The authority demands that transporters place a security bond of Sh10 million for goods in transit and such trucks are barred from carrying cargo other than those on transit.
But the security bond may not be a sufficient as a deterrent measure.
“Due to the insufficient security bond, it is profitable to offload the good into the local market as the amount of bond is considerably less than the actual taxes payable on the goods,” Waweru told delegates attending a recent trade facilitation workshop along the Northern Corridor held in Mombasa.
At the moment, it is hard to confirm the correct value, quantities and description of goods in transit.

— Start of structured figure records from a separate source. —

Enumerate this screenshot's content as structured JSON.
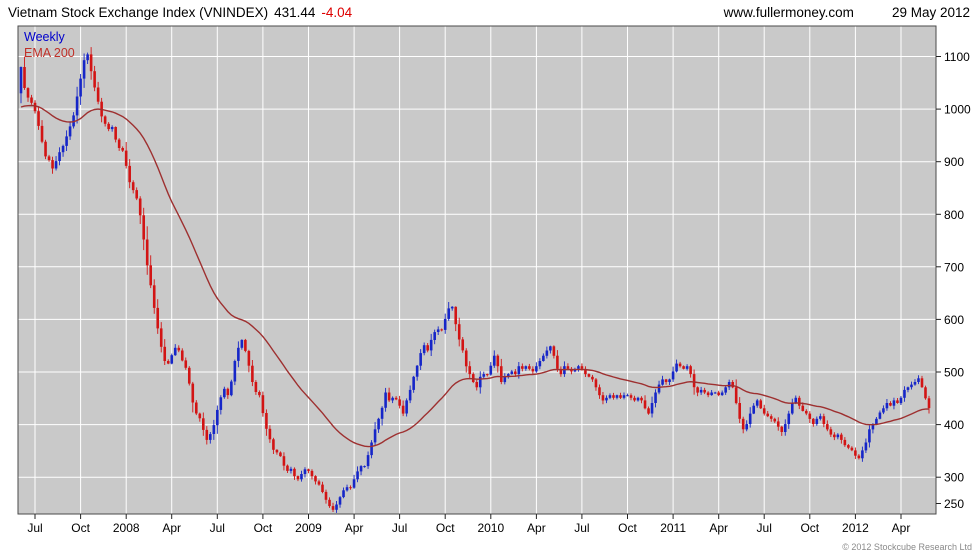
{
  "header": {
    "title": "Vietnam Stock Exchange Index (VNINDEX)",
    "last_value": "431.44",
    "change": "-4.04",
    "website": "www.fullermoney.com",
    "date": "29 May 2012"
  },
  "legend": {
    "timeframe_label": "Weekly",
    "overlay_label": "EMA 200"
  },
  "footer": {
    "copyright": "© 2012 Stockcube Research Ltd"
  },
  "colors": {
    "up_candle": "#1626c8",
    "down_candle": "#d21414",
    "ema_line": "#9e3030",
    "plot_bg": "#c9c9c9",
    "grid": "#ffffff",
    "plot_border": "#4a4a4a",
    "tick": "#222222",
    "change_negative": "#dd0000",
    "legend_weekly": "#0000cc",
    "legend_ema": "#c03028"
  },
  "chart_data": {
    "type": "candlestick",
    "title": "Vietnam Stock Exchange Index (VNINDEX) 431.44 -4.04",
    "timeframe": "Weekly",
    "overlay": "EMA 200",
    "x_range": [
      "Jun 2007",
      "May 2012"
    ],
    "value_min": 230,
    "value_max": 1158,
    "grid_on": true,
    "legend_position": "top-left",
    "y_ticks": [
      {
        "value": 250,
        "label": "250",
        "grid": false
      },
      {
        "value": 300,
        "label": "300",
        "grid": true
      },
      {
        "value": 400,
        "label": "400",
        "grid": true
      },
      {
        "value": 500,
        "label": "500",
        "grid": true
      },
      {
        "value": 600,
        "label": "600",
        "grid": true
      },
      {
        "value": 700,
        "label": "700",
        "grid": true
      },
      {
        "value": 800,
        "label": "800",
        "grid": true
      },
      {
        "value": 900,
        "label": "900",
        "grid": true
      },
      {
        "value": 1000,
        "label": "1000",
        "grid": true
      },
      {
        "value": 1100,
        "label": "1100",
        "grid": true
      }
    ],
    "x_ticks": [
      {
        "label": "Jul",
        "week": 4
      },
      {
        "label": "Oct",
        "week": 17
      },
      {
        "label": "2008",
        "week": 30
      },
      {
        "label": "Apr",
        "week": 43
      },
      {
        "label": "Jul",
        "week": 56
      },
      {
        "label": "Oct",
        "week": 69
      },
      {
        "label": "2009",
        "week": 82
      },
      {
        "label": "Apr",
        "week": 95
      },
      {
        "label": "Jul",
        "week": 108
      },
      {
        "label": "Oct",
        "week": 121
      },
      {
        "label": "2010",
        "week": 134
      },
      {
        "label": "Apr",
        "week": 147
      },
      {
        "label": "Jul",
        "week": 160
      },
      {
        "label": "Oct",
        "week": 173
      },
      {
        "label": "2011",
        "week": 186
      },
      {
        "label": "Apr",
        "week": 199
      },
      {
        "label": "Jul",
        "week": 212
      },
      {
        "label": "Oct",
        "week": 225
      },
      {
        "label": "2012",
        "week": 238
      },
      {
        "label": "Apr",
        "week": 251
      }
    ],
    "weeks": 260,
    "first_open": 1030,
    "last_close": 431.44,
    "last_change": -4.04,
    "closes": [
      1080,
      1040,
      1022,
      1012,
      996,
      968,
      938,
      910,
      903,
      887,
      901,
      918,
      930,
      948,
      967,
      988,
      1024,
      1058,
      1093,
      1104,
      1072,
      1041,
      1014,
      986,
      972,
      962,
      966,
      942,
      926,
      921,
      892,
      861,
      846,
      830,
      798,
      752,
      703,
      665,
      622,
      583,
      548,
      521,
      516,
      532,
      546,
      541,
      522,
      508,
      478,
      442,
      421,
      412,
      390,
      371,
      382,
      399,
      428,
      452,
      468,
      456,
      482,
      521,
      546,
      561,
      540,
      512,
      481,
      462,
      456,
      422,
      392,
      372,
      352,
      347,
      340,
      322,
      312,
      316,
      302,
      296,
      306,
      315,
      312,
      302,
      292,
      286,
      272,
      257,
      245,
      238,
      248,
      262,
      275,
      281,
      280,
      296,
      311,
      321,
      321,
      342,
      366,
      391,
      411,
      432,
      461,
      446,
      451,
      448,
      436,
      421,
      446,
      466,
      491,
      512,
      536,
      551,
      541,
      561,
      576,
      581,
      580,
      601,
      621,
      624,
      591,
      562,
      541,
      511,
      496,
      481,
      471,
      491,
      496,
      495,
      512,
      531,
      511,
      481,
      491,
      496,
      501,
      496,
      511,
      506,
      511,
      506,
      501,
      511,
      521,
      531,
      541,
      549,
      531,
      506,
      496,
      511,
      506,
      501,
      506,
      511,
      506,
      496,
      491,
      486,
      471,
      456,
      446,
      451,
      456,
      451,
      456,
      451,
      456,
      456,
      451,
      446,
      451,
      446,
      431,
      421,
      441,
      461,
      476,
      486,
      481,
      486,
      501,
      516,
      511,
      506,
      511,
      496,
      471,
      461,
      466,
      461,
      456,
      461,
      461,
      456,
      461,
      471,
      481,
      471,
      441,
      411,
      391,
      401,
      421,
      436,
      446,
      431,
      421,
      416,
      411,
      406,
      396,
      386,
      401,
      421,
      441,
      451,
      436,
      426,
      421,
      411,
      401,
      411,
      416,
      401,
      391,
      381,
      376,
      381,
      371,
      361,
      356,
      351,
      341,
      336,
      351,
      366,
      391,
      401,
      411,
      423,
      431,
      441,
      436,
      446,
      441,
      451,
      466,
      471,
      476,
      481,
      488,
      471,
      450,
      431.44
    ],
    "ema": {
      "period_weeks": 40,
      "seed": 1000
    }
  }
}
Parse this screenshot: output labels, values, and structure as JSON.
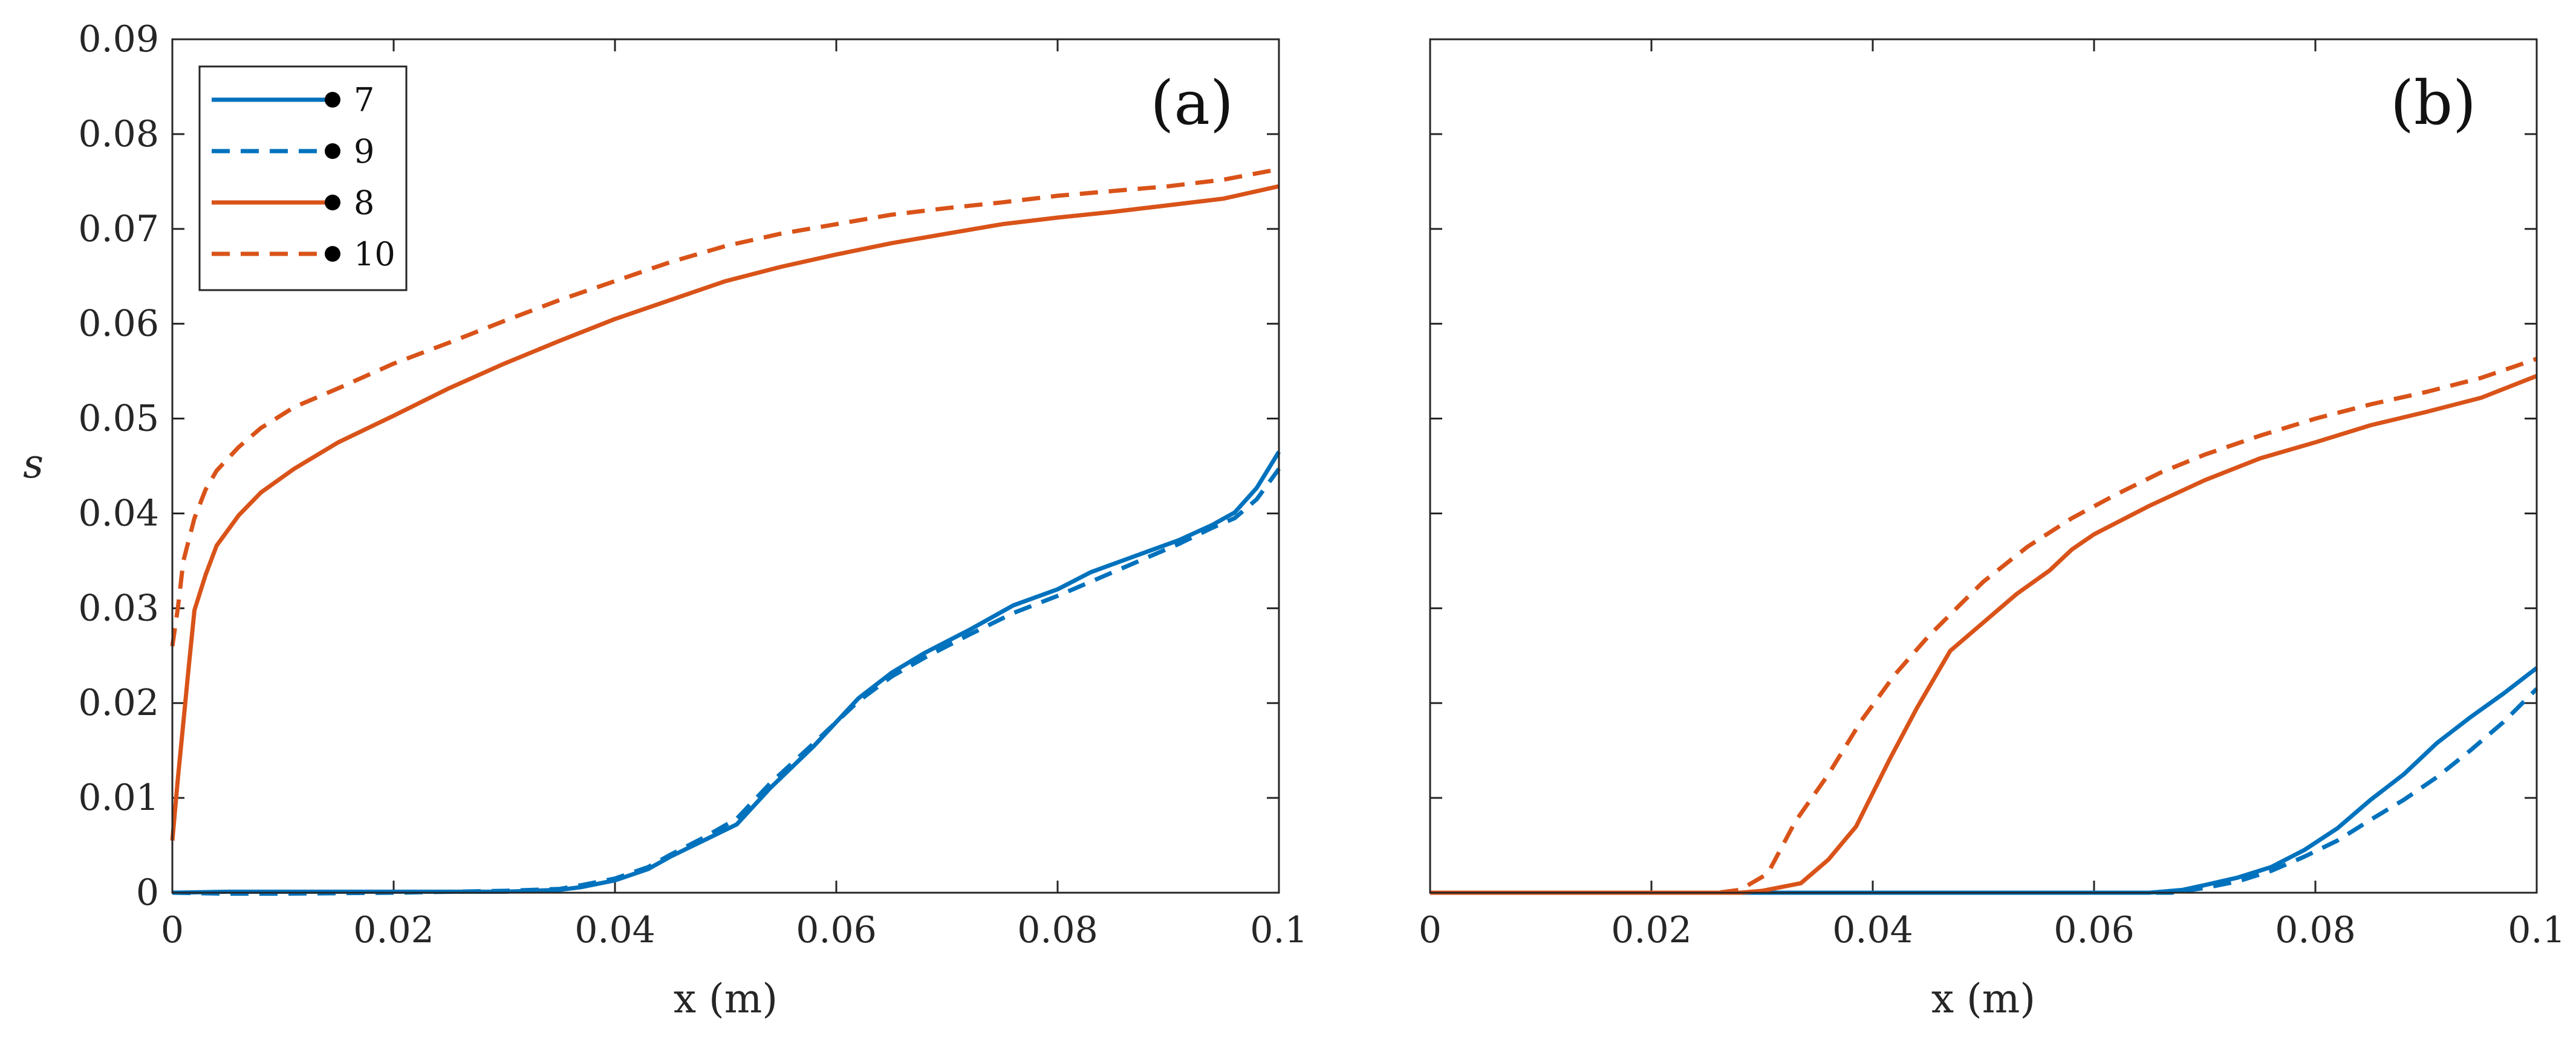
{
  "chart_data": [
    {
      "type": "line",
      "panel_label": "(a)",
      "xlabel": "x (m)",
      "ylabel": "s",
      "xlim": [
        0,
        0.1
      ],
      "ylim": [
        0,
        0.09
      ],
      "xticks": [
        0,
        0.02,
        0.04,
        0.06,
        0.08,
        0.1
      ],
      "xtick_labels": [
        "0",
        "0.02",
        "0.04",
        "0.06",
        "0.08",
        "0.1"
      ],
      "yticks": [
        0,
        0.01,
        0.02,
        0.03,
        0.04,
        0.05,
        0.06,
        0.07,
        0.08,
        0.09
      ],
      "ytick_labels": [
        "0",
        "0.01",
        "0.02",
        "0.03",
        "0.04",
        "0.05",
        "0.06",
        "0.07",
        "0.08",
        "0.09"
      ],
      "legend": {
        "placement": "top-left",
        "entries": [
          {
            "label": "7",
            "series": 0
          },
          {
            "label": "9",
            "series": 1
          },
          {
            "label": "8",
            "series": 2
          },
          {
            "label": "10",
            "series": 3
          }
        ]
      },
      "series": [
        {
          "name": "7",
          "color": "#0072BD",
          "style": "solid",
          "x": [
            0,
            0.005,
            0.01,
            0.02,
            0.03,
            0.035,
            0.037,
            0.04,
            0.043,
            0.045,
            0.048,
            0.051,
            0.054,
            0.058,
            0.062,
            0.065,
            0.068,
            0.072,
            0.076,
            0.08,
            0.083,
            0.087,
            0.091,
            0.094,
            0.096,
            0.098,
            0.1
          ],
          "y": [
            0,
            0.0001,
            0.0001,
            0.0001,
            0.0001,
            0.0003,
            0.0006,
            0.0013,
            0.0025,
            0.0038,
            0.0055,
            0.0072,
            0.011,
            0.0155,
            0.0205,
            0.0232,
            0.0253,
            0.0277,
            0.0303,
            0.032,
            0.0338,
            0.0355,
            0.0372,
            0.0388,
            0.0401,
            0.0427,
            0.0465
          ]
        },
        {
          "name": "9",
          "color": "#0072BD",
          "style": "dashed",
          "x": [
            0,
            0.005,
            0.01,
            0.02,
            0.03,
            0.035,
            0.037,
            0.04,
            0.043,
            0.045,
            0.048,
            0.051,
            0.054,
            0.058,
            0.062,
            0.065,
            0.068,
            0.072,
            0.076,
            0.08,
            0.083,
            0.087,
            0.091,
            0.094,
            0.096,
            0.098,
            0.1
          ],
          "y": [
            0,
            -0.0001,
            -0.0001,
            0,
            0.0002,
            0.0004,
            0.0008,
            0.0015,
            0.0027,
            0.004,
            0.0058,
            0.0078,
            0.0115,
            0.0158,
            0.0202,
            0.0228,
            0.0248,
            0.0272,
            0.0295,
            0.0313,
            0.0328,
            0.0348,
            0.0368,
            0.0385,
            0.0395,
            0.0415,
            0.0447
          ]
        },
        {
          "name": "8",
          "color": "#D95319",
          "style": "solid",
          "x": [
            0,
            0.0005,
            0.001,
            0.0015,
            0.002,
            0.003,
            0.004,
            0.006,
            0.008,
            0.011,
            0.015,
            0.02,
            0.025,
            0.03,
            0.035,
            0.04,
            0.045,
            0.05,
            0.055,
            0.06,
            0.065,
            0.07,
            0.075,
            0.08,
            0.085,
            0.09,
            0.095,
            0.1
          ],
          "y": [
            0.0055,
            0.012,
            0.018,
            0.024,
            0.0298,
            0.0335,
            0.0366,
            0.0398,
            0.0422,
            0.0447,
            0.0475,
            0.0503,
            0.0532,
            0.0558,
            0.0582,
            0.0605,
            0.0625,
            0.0645,
            0.066,
            0.0673,
            0.0685,
            0.0695,
            0.0705,
            0.0712,
            0.0718,
            0.0725,
            0.0732,
            0.0745
          ]
        },
        {
          "name": "10",
          "color": "#D95319",
          "style": "dashed",
          "x": [
            0,
            0.0005,
            0.001,
            0.002,
            0.003,
            0.004,
            0.006,
            0.008,
            0.011,
            0.015,
            0.02,
            0.025,
            0.03,
            0.035,
            0.04,
            0.045,
            0.05,
            0.055,
            0.06,
            0.065,
            0.07,
            0.075,
            0.08,
            0.085,
            0.09,
            0.095,
            0.1
          ],
          "y": [
            0.026,
            0.03,
            0.035,
            0.0395,
            0.0425,
            0.0445,
            0.047,
            0.049,
            0.0512,
            0.0532,
            0.0558,
            0.058,
            0.0603,
            0.0625,
            0.0645,
            0.0665,
            0.0682,
            0.0695,
            0.0705,
            0.0715,
            0.0722,
            0.0728,
            0.0735,
            0.074,
            0.0745,
            0.0752,
            0.0763
          ]
        }
      ]
    },
    {
      "type": "line",
      "panel_label": "(b)",
      "xlabel": "x (m)",
      "xlim": [
        0,
        0.1
      ],
      "ylim": [
        0,
        0.09
      ],
      "xticks": [
        0,
        0.02,
        0.04,
        0.06,
        0.08,
        0.1
      ],
      "xtick_labels": [
        "0",
        "0.02",
        "0.04",
        "0.06",
        "0.08",
        "0.1"
      ],
      "yticks": [
        0,
        0.01,
        0.02,
        0.03,
        0.04,
        0.05,
        0.06,
        0.07,
        0.08,
        0.09
      ],
      "series": [
        {
          "name": "7",
          "color": "#0072BD",
          "style": "solid",
          "x": [
            0,
            0.065,
            0.068,
            0.07,
            0.073,
            0.076,
            0.079,
            0.082,
            0.085,
            0.088,
            0.091,
            0.094,
            0.097,
            0.1
          ],
          "y": [
            0,
            0,
            0.0003,
            0.0008,
            0.0016,
            0.0027,
            0.0045,
            0.0068,
            0.0098,
            0.0125,
            0.0158,
            0.0185,
            0.021,
            0.0237
          ]
        },
        {
          "name": "9",
          "color": "#0072BD",
          "style": "dashed",
          "x": [
            0,
            0.067,
            0.07,
            0.073,
            0.076,
            0.079,
            0.082,
            0.085,
            0.088,
            0.091,
            0.094,
            0.097,
            0.1
          ],
          "y": [
            0,
            0,
            0.0005,
            0.0012,
            0.0023,
            0.0038,
            0.0055,
            0.0077,
            0.0098,
            0.0122,
            0.015,
            0.018,
            0.0215
          ]
        },
        {
          "name": "8",
          "color": "#D95319",
          "style": "solid",
          "x": [
            0,
            0.028,
            0.03,
            0.0335,
            0.036,
            0.0385,
            0.0415,
            0.044,
            0.047,
            0.05,
            0.053,
            0.056,
            0.058,
            0.06,
            0.065,
            0.07,
            0.075,
            0.08,
            0.085,
            0.09,
            0.095,
            0.1
          ],
          "y": [
            0,
            0,
            0.0002,
            0.001,
            0.0035,
            0.007,
            0.014,
            0.0195,
            0.0255,
            0.0285,
            0.0315,
            0.034,
            0.0362,
            0.0378,
            0.0408,
            0.0435,
            0.0458,
            0.0475,
            0.0493,
            0.0507,
            0.0522,
            0.0545
          ]
        },
        {
          "name": "10",
          "color": "#D95319",
          "style": "dashed",
          "x": [
            0,
            0.026,
            0.028,
            0.0305,
            0.033,
            0.036,
            0.039,
            0.042,
            0.045,
            0.048,
            0.05,
            0.054,
            0.058,
            0.062,
            0.066,
            0.07,
            0.075,
            0.08,
            0.085,
            0.09,
            0.095,
            0.1
          ],
          "y": [
            0,
            0,
            0.0003,
            0.002,
            0.0075,
            0.0125,
            0.0182,
            0.023,
            0.027,
            0.0305,
            0.0328,
            0.0365,
            0.0395,
            0.042,
            0.0443,
            0.0462,
            0.0482,
            0.05,
            0.0515,
            0.0528,
            0.0543,
            0.0563
          ]
        }
      ]
    }
  ]
}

Automating and integrating regional revenue bodies processes would be able to deal with such problems, he said.
Disparity of tax regimes and standards is another factor that leads importers to exploit loopholes along the Northern Corridor to evade tax.
“Importers have continued to exploit disparities in standards and tax regime within the region to conduct illicit activities,” Waweru said, adding that goods exported and the tax paid to the transit countries are smuggled back due to different excise tax rates among regional countries.
Recently, sources at KRA confirmed that the government was losing billions of shillings to tax cheats through dummy wines and spirits exports to neighbouring countries that end up in the local market.
Two months ago, the taxman launched an investigation against a leading manufacturer of industrial and methylated spirits for failure to remit over Sh200 million ($2.6 million) in excise duty.
KRA investigation department launched a probe into the scam, focusing on the porous border crossing points of Busia, Malaba, Chepkube and Suam.
“Our borders have stretches of unmanned land, sea and lakes which are continually exploited to bring in contraband goods,” Mr Waweru said, adding that the problem of the insecurity in most of these areas have exacerbated the problem.
Crucial information
The cartels that run the business employ hundreds of couriers to ferry back wines and spirits previously “exported” from Kenya to Uganda through the Busia and Malaba border points,, according to officials at KRA.
The smugglers exploit the tax differentials between the two countries.
In Uganda for instance, wines and spirits are subject to a 45 per cent duty while in Kenya, ad valorem rates of 65 per cent and 50 per cent are imposed on spirits and wines, respectively.
Used and non compliant vehicles for Kenya market are imported as Ugandan cargo and subsequently registered or smuggled back to Kenya, Mr Waweru said.
“Failure by revenue authority to exchange crucial information about the movement of the goods across the region has been exploited by unscrupulous importers force tax refunds and rebates under the pretext of exportation of the goods across borders in the region,” Mr Waweru said.
He said some importers mask their true identity.
They use paper companies and other nominees to mask their identity especially to conceal volumes of the trade, including illegal diversion of goods and smuggling.
Delays in cargo clearance by importers, Waweru said, was another challenge leading to compromise of some clearing procedures.
Failure by the importers to facilitate clearance of their goods leads to backlog of clearing procedures and congestion at the port of Mombasa.
“Undue pressure to clear the backlog has led to bypassing of critical custom procedures,” Mr Waweru said.
KRA is betting on a strategy to collect Sh545 billion out of the Sh866 billion needed in this year’s budget, 13.4 per cent higher than what was collected last year. Customs department collected Sh45 billion last year.
The authority has already missed the first quarter target, collecting Sh124 billion against an expected figure of Sh127 billion.